While interrupting culture results, one should be thoughtful about the clinical context of these results [2]. For instance, Fusarium species growing in skin scraping of an immunocompetent patient likely represents contamination or colonization, whereas Fusarium spp. in respiratory secretion from an immunocompromised individual should be considered diagnostic for fusariosis [7]. Fusarium is also a well-known etiologic agent for onychomycosis responsible for 10–40% of cases caused by fungi other than dermatophytes [13, 14]. Fusarial infection in our case was associated with onychomycosis; however, a microbiologic confirmation for the causative organism was not sought.

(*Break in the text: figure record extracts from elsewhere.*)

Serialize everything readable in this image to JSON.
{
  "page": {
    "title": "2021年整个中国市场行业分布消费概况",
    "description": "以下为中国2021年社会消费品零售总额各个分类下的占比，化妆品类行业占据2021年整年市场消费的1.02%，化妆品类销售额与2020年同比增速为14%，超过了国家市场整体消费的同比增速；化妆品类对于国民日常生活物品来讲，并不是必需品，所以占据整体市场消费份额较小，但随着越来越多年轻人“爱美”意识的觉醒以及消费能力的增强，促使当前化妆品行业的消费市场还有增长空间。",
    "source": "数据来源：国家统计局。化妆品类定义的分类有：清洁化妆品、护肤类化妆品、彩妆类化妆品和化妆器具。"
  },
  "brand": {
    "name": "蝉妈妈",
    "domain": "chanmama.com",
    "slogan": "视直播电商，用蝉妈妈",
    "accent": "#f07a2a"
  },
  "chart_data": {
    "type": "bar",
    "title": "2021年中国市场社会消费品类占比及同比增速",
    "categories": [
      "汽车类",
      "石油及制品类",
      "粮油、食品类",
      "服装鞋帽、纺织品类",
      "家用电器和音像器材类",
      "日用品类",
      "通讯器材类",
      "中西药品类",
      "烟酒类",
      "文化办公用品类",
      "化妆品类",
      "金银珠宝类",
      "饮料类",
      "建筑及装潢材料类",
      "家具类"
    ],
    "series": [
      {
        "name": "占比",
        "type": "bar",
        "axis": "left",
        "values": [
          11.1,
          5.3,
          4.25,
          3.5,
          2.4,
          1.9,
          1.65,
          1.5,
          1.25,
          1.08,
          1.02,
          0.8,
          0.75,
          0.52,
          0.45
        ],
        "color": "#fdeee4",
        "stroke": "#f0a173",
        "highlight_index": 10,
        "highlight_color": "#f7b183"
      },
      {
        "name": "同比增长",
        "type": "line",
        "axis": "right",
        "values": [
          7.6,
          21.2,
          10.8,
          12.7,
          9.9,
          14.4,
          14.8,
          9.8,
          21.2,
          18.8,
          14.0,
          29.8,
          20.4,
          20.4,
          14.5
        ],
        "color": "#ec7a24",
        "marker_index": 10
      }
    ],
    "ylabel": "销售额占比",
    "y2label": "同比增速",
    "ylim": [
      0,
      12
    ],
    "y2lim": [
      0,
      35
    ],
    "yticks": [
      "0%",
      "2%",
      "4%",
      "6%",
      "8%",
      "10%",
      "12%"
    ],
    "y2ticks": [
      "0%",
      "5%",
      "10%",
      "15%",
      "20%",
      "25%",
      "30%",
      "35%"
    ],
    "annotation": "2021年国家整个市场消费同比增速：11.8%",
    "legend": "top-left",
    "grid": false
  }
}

Fusarium can invade blood vessels causing hematogenous spread—the hallmark of “disseminated” fusariosis [15]. A definitive diagnosis of “disseminated” disease requires two positive culture from either internal organs, blood cultures, or both [16]. On the contrary, a fusarial infection is classified as “local” when there is a histological evidence of invasion confirmed by a positive culture from the same site without systemic involvement [1]. In our case, the patient had histological and microbiological diagnosis for Fusarium, but with negative blood cultures or distant organ involvement; hence, the infection was classified to be “local”.

In histopathology sections, Fusarium species often appears similar to Aspergillus and Pseudallescheria species, with septate hyphae branching at an acute angle. It is important to distinguish between them as the latter two tends to be more resistant to the commonly used antifungals.

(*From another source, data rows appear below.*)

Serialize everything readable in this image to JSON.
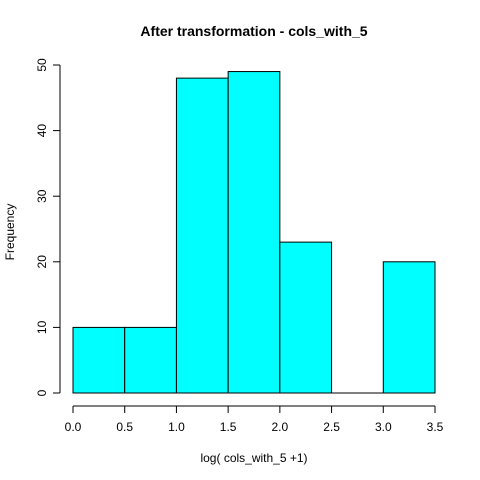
{
  "chart_data": {
    "type": "bar",
    "title": "After transformation -  cols_with_5",
    "xlabel": "log( cols_with_5 +1)",
    "ylabel": "Frequency",
    "bins": [
      {
        "x0": 0.0,
        "x1": 0.5,
        "count": 10
      },
      {
        "x0": 0.5,
        "x1": 1.0,
        "count": 10
      },
      {
        "x0": 1.0,
        "x1": 1.5,
        "count": 48
      },
      {
        "x0": 1.5,
        "x1": 2.0,
        "count": 49
      },
      {
        "x0": 2.0,
        "x1": 2.5,
        "count": 23
      },
      {
        "x0": 2.5,
        "x1": 3.0,
        "count": 0
      },
      {
        "x0": 3.0,
        "x1": 3.5,
        "count": 20
      }
    ],
    "xlim": [
      0.0,
      3.5
    ],
    "ylim": [
      0,
      50
    ],
    "xticks": [
      "0.0",
      "0.5",
      "1.0",
      "1.5",
      "2.0",
      "2.5",
      "3.0",
      "3.5"
    ],
    "yticks": [
      "0",
      "10",
      "20",
      "30",
      "40",
      "50"
    ],
    "bar_color": "#00FFFF",
    "edge_color": "#000000",
    "grid": false,
    "legend": "none"
  }
}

So far, there are no well-established treatment guidelines for fusarial infections, given the rarity of the disease and the species-dependent susceptibility to antifungals. Most data in the literature are derived from case reports and limited observational studies in immunocompromised patients [7]. In general, a successful treatment strategy entails a composite of systemic antifungals, surgical debridement, and source control (e.g., removal of potential source catheters). Fusarial species tend to be resistant to most antifungals in vitro; hence, the choice of antifungal can be challenging. While universally resistant to echinocandins (i.e., caspofungin), successful treatment with favorable outcomes had been reported with amphotericin B [12, 13, 17], voriconazole [18, 19], and posaconazole [2022]. Optimum treatment duration remains obscure, but generally antifungals are recommended to be continued at least until all clinical signs of infection resolve. Patients with nonlocalized fusariosis typically require prolonged course of treatment (i.e., months). For instance, the case by Belcher et al. required eight months of aggressive systemic therapy, while in our case, treatment with oral posaconazole extended for a total of four months. Nonetheless, this can largely vary based on the extent of dissemination of infection and the immune status of the patient. Further studies are required to explore the ideal antifungal treatment and also the therapeutic efficacy of posaconazole in fusarial infections.

4. Conclusion

We highlighted a case of cutaneous fusariosis in the setting of a rare entity “Job’s syndrome.” Fusarium species should especially be considered in the differential for local and invasive fungal infections in presence of cutaneous manifestations. In addition to immune deficiency, exposure to Cannabis plants might be a noticeable risk factor. A multimodal approach involving systemic antifungals and wound debridement is essential for a more favorable outcome. Fusarial infections tend to require prolonged treatment duration (i.e., months). Posaconazole was demonstrated in our case to be a highly efficacious antifungal choice. Yet, further large-scale studies are required to characterize the optimum antifungal regimen and duration of therapy.

Data Availability

No data were used to support this study.

Conflicts of Interest

The authors declare that there are no conflicts of interest.

Authors’ Contributions

Ahmed M. Altibi and Radhika Sheth contributed equally to this manuscript.